De Vlaamse Regering besluit dat te dezen voldaan is aan de vereisten neergelegd in artikel 24, § 5, van de Grondwet.

Derde middel A.8. De verzoekende partijen voeren een derde middel aan, afgeleid uit de schending van de artikelen 10, 11 en 24, § 4, van de Grondwet, in samenhang met artikel 6 van het Europees Verdrag voor de Rechten van de Mens. Laatstvermelde bepaling voorziet in een fundamenteel recht van gelijke toegang tot een rechterlijke instantie.

In geval van onenigheid over de functiebeschrijving is de situatie van een personeelslid van het gesubsidieerd vrij onderwijs met minder jurisdictionele waarborgen omringd dan die van een personeelslid van het gesubsidieerd officieel onderwijs of van het gemeenschapsonderwijs.

Een personeelslid van het gemeenschapsonderwijs kan een onwettige functiebeschrijving door de Raad van State laten vernietigen en in voorkomend geval laten schorsen. In geval van vernietiging wordt de bestreden beslissing geacht niet te hebben bestaan en zal de lokale raad een nieuwe beslissing moeten nemen.

Een personeelslid van het gesubsidieerd vrij onderwijs kan in beginsel geen annulatieberoep bij de Raad van State indienen, aangezien de arbeidsverhoudingen in dat onderwijs, in beginsel en volgens de rechtspraak van het Hof van Cassatie, als contractueel van aard worden beschouwd. Dat personeelslid beschikt enkel over een privaatrechtelijke actiemogelijkheid die evenwel niet leidt tot een retroactief herstel van de wettigheid.

Voor dat verschil in behandeling bestaat volgens de verzoekende partijen geen redelijke verantwoording.

A.9. De Vlaamse Regering wijst erop dat het arrest dat in de zaak nr. 1336 zal worden uitgesproken, mede richtinggevend zal zijn bij de beoordeling van dat middel.

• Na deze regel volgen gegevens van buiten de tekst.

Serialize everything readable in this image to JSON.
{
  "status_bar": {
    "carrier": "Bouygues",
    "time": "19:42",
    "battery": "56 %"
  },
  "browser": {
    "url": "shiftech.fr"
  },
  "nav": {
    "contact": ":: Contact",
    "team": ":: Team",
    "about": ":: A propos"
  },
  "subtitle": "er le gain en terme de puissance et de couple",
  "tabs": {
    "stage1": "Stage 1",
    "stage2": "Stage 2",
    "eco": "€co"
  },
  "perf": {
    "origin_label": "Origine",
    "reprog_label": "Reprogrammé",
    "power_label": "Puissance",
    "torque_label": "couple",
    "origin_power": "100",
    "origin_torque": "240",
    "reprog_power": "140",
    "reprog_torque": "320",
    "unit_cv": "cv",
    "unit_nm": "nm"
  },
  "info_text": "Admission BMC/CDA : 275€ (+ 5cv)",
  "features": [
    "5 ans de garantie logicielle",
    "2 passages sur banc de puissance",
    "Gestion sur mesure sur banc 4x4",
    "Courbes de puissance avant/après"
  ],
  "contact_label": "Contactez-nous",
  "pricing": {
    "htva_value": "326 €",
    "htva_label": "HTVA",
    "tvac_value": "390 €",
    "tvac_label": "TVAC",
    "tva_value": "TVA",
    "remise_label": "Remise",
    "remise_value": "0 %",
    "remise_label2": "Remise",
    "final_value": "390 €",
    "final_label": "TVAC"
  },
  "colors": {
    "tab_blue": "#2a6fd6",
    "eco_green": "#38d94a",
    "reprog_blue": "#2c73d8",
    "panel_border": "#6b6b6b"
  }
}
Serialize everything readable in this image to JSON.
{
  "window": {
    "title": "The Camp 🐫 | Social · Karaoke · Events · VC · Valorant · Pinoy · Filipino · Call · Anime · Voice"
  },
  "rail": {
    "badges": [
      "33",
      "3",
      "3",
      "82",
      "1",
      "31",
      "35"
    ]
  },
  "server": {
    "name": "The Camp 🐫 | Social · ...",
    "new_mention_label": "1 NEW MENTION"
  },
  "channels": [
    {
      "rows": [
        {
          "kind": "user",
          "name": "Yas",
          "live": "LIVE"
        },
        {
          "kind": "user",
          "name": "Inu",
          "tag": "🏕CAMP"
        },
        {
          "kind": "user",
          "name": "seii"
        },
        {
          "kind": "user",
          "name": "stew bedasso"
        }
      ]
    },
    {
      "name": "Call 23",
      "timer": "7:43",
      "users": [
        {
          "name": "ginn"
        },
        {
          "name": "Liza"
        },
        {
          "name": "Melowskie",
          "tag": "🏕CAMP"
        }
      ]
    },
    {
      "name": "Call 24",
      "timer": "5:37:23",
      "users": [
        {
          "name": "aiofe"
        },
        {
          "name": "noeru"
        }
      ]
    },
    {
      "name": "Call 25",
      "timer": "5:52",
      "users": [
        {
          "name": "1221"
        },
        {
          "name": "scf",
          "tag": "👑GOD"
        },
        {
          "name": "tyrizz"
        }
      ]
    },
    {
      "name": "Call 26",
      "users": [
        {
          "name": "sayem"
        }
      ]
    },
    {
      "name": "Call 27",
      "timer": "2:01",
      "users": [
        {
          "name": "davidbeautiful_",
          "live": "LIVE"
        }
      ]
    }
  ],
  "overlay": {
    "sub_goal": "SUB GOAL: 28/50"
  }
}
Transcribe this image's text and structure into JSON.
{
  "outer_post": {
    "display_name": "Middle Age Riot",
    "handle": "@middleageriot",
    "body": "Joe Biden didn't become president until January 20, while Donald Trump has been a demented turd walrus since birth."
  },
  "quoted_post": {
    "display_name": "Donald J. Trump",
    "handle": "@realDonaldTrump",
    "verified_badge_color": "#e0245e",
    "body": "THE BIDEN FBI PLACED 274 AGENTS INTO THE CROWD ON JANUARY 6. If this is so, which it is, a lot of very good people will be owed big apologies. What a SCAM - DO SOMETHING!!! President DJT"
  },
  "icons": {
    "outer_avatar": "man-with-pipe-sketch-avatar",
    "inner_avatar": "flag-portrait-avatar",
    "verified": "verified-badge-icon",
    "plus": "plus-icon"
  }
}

Overigens lijkt geen ontvankelijk annulatieberoep bij de Raad van State open te staan bij niet-aanvaarding van de functiebeschrijving door het personeelslid, nu de functiebeschrijvingen, op zichzelf beschouwd, de rechtspositie van de betrokken personeelsleden niet vermogen aan te tasten of te wijzigen. - B - Ten aanzien van de bestreden bepalingen B.1. De verzoekende partijen vorderen de vernietiging van de artikelen 126 en 149 van het decreet van de Vlaamse Gemeenschap van 14 juli 1998 houdende diverse maatregelen met betrekking tot het secundair onderwijs en tot wijziging van het decreet van 25 februari 1997 betreffende het basisonderwijs.

De bestreden artikelen luiden : «

Art. 126.In hetzelfde decreet wordt een Hoofdstuk VIIIbis ingevoegd, dat luidt als volgt : ' HOOFDSTUK VIIIbis. - Functiebeschrijving

Artikel 73bis.Dit hoofdstuk geldt voor het gewoon en buitengewoon secundair onderwijs.

Artikel 73ter.§ 1. Een functiebeschrijving is verplicht voor elk personeelslid dat aangesteld is voor meer dan 104 dagen. § 2. De lokale raad kan voor personeelsleden die tijdelijk aangesteld zijn voor kortere duur beslissen om een functiebeschrijving op te stellen. § 3. De lokale raad agendeert de algemene afspraken inzake functiebeschrijvingen bij het lokaal comité. § 4. De lokale raad duidt voor ieder personeelslid één of twee evaluatoren aan, waaronder steeds de directeur. § 5. Rekening houdend met de algemene afspraken leggen het personeelslid en de evaluator de functiebeschrijving vast.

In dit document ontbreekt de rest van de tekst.